Maintaining a low cost of the elaborate publication for its readers came at a huge price, however. To economize, ultra-thin newsprint was used for the magazine’s pages — cheap and terrible, high in acid content. The result was predictable, a publication as fragile and ephemeral as a spring wildflower. Despite a circulation which peaked at 60,000 copies per month,[1] comparatively few specimens of The Liberator have survived.

The Liberator ran into trouble in 1922 — both financial and motivational, as editor Max Eastman’s interests shifted from the mundane work of editing to book writing. Eastman ceded his editorial blue pencil around the first of January 1922, with literary critic Floyd Dell taking over the job. Throughout 1922 political matters were somewhat deemphasized in favor of art and culture under Dell’s watch, including the first publication of poetry by the likes of Claude McKay and the fiction of Michael Gold. When finances became tight that year, the underground Communist Party of America moved to fill the void, working with Eastman, Dell, and the core of writers behind the magazine towards a friendly takeover of the publication effective in October of that same year.

After the fall of 1922, The Liberator emerged as the de facto official organ of the CPA and its “Legal Political Party” sibling, the Workers Party of America — maintaining a similar graphic style and orientation toward fiction, albeit with a noticeable ideological narrowing of political content. Long articles began to be published by prominent Communist leaders, including C.E. Ruthenberg, John Pepper, William Z. Foster, Jay Lovestone, and Max Bedacht.
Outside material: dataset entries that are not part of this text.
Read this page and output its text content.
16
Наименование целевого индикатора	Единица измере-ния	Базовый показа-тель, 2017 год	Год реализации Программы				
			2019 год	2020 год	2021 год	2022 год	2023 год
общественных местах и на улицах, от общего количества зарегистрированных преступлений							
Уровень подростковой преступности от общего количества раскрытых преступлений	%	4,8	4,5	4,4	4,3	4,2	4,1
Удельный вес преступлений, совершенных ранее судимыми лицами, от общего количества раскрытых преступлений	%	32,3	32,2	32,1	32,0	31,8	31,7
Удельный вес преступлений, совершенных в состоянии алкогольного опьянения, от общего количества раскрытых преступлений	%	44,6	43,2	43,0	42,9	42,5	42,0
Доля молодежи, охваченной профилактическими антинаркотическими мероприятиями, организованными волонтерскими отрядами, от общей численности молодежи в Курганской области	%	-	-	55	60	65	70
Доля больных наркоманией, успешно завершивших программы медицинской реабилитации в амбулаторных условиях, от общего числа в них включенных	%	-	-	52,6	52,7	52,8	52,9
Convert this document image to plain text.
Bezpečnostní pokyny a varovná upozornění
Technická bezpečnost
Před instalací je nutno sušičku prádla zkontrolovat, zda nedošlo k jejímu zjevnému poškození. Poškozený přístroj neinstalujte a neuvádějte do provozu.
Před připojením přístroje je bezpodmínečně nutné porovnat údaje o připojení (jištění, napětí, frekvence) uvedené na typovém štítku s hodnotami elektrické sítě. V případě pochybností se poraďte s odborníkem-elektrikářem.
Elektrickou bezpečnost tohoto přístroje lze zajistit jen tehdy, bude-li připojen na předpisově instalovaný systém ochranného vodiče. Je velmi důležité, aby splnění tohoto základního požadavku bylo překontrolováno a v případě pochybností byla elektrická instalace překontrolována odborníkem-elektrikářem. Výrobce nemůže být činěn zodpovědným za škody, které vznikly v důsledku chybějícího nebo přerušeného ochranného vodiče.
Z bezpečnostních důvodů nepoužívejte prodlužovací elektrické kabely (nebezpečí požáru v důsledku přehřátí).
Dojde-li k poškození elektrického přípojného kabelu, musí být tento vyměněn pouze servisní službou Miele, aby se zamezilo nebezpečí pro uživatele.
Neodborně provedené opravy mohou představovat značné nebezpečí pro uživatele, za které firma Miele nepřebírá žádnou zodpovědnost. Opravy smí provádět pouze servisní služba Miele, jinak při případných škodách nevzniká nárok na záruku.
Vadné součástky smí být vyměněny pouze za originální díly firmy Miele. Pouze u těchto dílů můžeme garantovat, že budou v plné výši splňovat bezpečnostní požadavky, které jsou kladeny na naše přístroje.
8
Former anarchist turned Communist true believer Robert Minor served as editor during this period, assisted by Joseph Freeman as an associate editor in charge of literary material.

In 1924 The Liberator was merged with the Workers Party’s “Trade Union Educational League” magazine, The Labor Herald, and its “Friends of Soviet Russia” monthly, Soviet Russia Pictorial, to form a new publication. This new magazine, The Workers Monthly, was fundamentally similar to the 1923-24 vintage Liberator and continued as the Workers Party’s de facto theoretical journal until 1927, at which time it was given a new form and title as, The Communist. This magazine continues today, known since 1946 as Political Affairs.